Suppose a Turing Machine (TM_G) that generates natural numbers following < or, equivalently, it generates words in lexicographical order.

Then, that language/set is decidable. Because it is trivial to devise a (halting) TM_R, using TM_G, that recognize/accepts the words/numbers of that language/set.

It is also clear (really?), that there must be a non-contracting grammar for the language of TM_G.

Now, let's suppose a we have a TM_G' that generates a decidable language not in lexicographical order. Because the language is decidable, there must exist a TM_R' that completely recognizes it. Now, it is not clear how to build TM_R' using TM_G' (probably this is a unsolvable problem (is it?). At least, it is easy how to have a semi-deciding TM_R' based on TM_G').
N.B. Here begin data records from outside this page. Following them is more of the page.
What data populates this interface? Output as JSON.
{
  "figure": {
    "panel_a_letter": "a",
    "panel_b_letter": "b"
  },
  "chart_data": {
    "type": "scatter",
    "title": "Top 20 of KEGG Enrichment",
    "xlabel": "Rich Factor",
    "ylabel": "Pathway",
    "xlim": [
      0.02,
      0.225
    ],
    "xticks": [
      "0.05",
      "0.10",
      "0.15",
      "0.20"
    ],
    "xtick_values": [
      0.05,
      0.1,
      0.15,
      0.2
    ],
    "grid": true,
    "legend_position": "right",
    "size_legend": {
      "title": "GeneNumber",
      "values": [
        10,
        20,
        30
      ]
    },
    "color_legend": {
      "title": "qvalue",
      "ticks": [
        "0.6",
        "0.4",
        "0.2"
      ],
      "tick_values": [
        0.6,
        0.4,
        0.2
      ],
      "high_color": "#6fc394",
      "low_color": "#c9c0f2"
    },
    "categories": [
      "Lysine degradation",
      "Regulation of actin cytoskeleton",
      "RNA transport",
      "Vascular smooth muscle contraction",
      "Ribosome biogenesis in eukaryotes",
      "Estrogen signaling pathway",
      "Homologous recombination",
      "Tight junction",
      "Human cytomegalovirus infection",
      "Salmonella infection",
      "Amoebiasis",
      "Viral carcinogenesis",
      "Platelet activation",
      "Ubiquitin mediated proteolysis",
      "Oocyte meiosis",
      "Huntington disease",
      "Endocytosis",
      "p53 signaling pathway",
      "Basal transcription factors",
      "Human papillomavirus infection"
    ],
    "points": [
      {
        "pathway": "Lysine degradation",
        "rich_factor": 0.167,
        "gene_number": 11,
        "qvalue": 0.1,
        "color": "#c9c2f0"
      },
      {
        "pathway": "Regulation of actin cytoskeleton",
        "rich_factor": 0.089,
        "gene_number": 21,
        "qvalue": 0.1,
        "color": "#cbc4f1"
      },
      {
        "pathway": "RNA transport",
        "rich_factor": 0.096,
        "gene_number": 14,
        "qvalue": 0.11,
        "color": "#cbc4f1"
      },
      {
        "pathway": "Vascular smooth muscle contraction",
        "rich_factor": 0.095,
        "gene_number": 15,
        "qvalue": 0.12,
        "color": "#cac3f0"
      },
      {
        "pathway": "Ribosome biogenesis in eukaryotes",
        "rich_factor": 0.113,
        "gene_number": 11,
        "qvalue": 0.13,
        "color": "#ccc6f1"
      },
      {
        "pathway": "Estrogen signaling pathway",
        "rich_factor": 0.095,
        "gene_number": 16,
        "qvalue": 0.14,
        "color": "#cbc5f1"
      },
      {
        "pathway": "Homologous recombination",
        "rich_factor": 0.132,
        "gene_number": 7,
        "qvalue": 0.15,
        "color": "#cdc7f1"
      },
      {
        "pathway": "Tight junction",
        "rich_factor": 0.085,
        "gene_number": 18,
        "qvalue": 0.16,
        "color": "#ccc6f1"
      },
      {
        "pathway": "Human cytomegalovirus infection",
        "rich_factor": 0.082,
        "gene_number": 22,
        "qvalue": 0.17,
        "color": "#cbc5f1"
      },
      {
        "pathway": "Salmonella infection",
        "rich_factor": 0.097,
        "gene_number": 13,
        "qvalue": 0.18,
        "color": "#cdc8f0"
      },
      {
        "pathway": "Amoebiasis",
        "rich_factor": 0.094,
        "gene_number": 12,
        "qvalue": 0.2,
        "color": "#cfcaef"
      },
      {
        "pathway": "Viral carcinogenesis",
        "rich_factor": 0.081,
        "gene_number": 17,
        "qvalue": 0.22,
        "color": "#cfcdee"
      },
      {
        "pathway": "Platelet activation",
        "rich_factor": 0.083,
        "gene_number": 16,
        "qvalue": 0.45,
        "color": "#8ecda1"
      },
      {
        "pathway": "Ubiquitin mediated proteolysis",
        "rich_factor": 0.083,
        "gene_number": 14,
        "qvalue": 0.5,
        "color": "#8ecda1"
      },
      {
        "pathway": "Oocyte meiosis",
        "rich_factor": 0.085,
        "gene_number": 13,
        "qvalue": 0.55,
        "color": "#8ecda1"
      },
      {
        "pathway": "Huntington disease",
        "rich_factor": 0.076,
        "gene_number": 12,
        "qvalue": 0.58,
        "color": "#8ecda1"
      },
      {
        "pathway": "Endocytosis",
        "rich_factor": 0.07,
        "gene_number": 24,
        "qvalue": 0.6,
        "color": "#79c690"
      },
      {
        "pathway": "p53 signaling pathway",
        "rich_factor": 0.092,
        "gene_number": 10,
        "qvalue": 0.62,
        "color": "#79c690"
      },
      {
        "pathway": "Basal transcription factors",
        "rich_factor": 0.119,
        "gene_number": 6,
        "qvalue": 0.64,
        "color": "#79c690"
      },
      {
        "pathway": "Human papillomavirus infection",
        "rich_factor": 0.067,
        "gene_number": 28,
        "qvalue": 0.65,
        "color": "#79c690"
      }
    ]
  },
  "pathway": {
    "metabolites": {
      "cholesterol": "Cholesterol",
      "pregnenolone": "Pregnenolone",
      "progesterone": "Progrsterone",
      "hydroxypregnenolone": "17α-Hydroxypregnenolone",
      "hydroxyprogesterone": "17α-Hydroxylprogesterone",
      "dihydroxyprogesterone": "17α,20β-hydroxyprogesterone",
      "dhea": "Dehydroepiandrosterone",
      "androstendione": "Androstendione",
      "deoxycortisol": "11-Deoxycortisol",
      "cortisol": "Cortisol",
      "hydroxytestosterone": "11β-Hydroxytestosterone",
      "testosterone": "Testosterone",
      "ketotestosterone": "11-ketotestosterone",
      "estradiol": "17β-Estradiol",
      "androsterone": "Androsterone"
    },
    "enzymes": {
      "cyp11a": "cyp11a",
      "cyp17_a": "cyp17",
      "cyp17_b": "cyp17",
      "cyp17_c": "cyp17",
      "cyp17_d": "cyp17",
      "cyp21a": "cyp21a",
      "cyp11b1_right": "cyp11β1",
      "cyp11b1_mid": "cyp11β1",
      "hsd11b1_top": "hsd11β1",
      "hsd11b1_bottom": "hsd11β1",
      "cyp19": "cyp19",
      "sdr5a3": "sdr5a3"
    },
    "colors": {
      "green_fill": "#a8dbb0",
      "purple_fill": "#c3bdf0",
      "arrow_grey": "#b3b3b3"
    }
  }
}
In any case, by assumption, TM_R' (the halting/complete recognizer) does exist. Then, we can use TM_R' to build a TM_G'' which generates the language in lexicographical order. Hence (really?), there exists a non-contracting grammar for the language.

In sum, is the class of decidable languages equivalent to non-contracting grammars?

In other words, are there a decidable language that cannot be generated by a non-contracting grammar (type 1)?

Expressed in terms of Turing Machines: **is the power of all halting TM equivalent to the power of all linear bounded automata (a restricted type of TM equivalent to type-1 grammars).? **

2 Answers

Languages which can be described by a type 1 grammar are known as context-sensitive. This class of languages is known to coincide with $$\mathsf{NSPACE}(O(n))$$, the class of languages which can be accepted by a nondeterministic Turing machine using linear space.

The space hierarchy theorem gives an example of a computable language which is not context-sensitive: the language of all pairs $$\langle M, 1^n \rangle$$ where $$M$$ is a nondeterministic Turing machine that halts, on the empty input, while using at most $$n^2$$ space.

Yuval's answer is absolutely right, but note that there's a more general principle in play here as well: diagonalization. Any time we have a class of decidable languages for which we have a "decidable syntactic description" (I'm being vague about this for a moment), we can diagonalize out of this class to get a decidable language not in the class. Basically, we whip up a notion of "$$n$$th language in the class" and then consider the new language which contains word $$1...1$$ ($$n$$ times) iff the $$n$$th language in the class does not contain that word (or something similar); granting the complexity assumption on the starting class, this results in a decidable language.

(In snappier computability-theoretic terminology: if $$f(x,y)$$ is a total computable function then there is a total computable $$g(z)$$ such that for each $$x$$ there is some $$y$$ with $$f(x,y)\not=g(y)$$.)

Classes like type $$1$$ grammars are defined by simple syntactic conditions, and so can be diagonalized out of. Of course this does not necessarily result in a natural example of a decidable language not in the starting class, but it does prove that that class misses many decidable languages.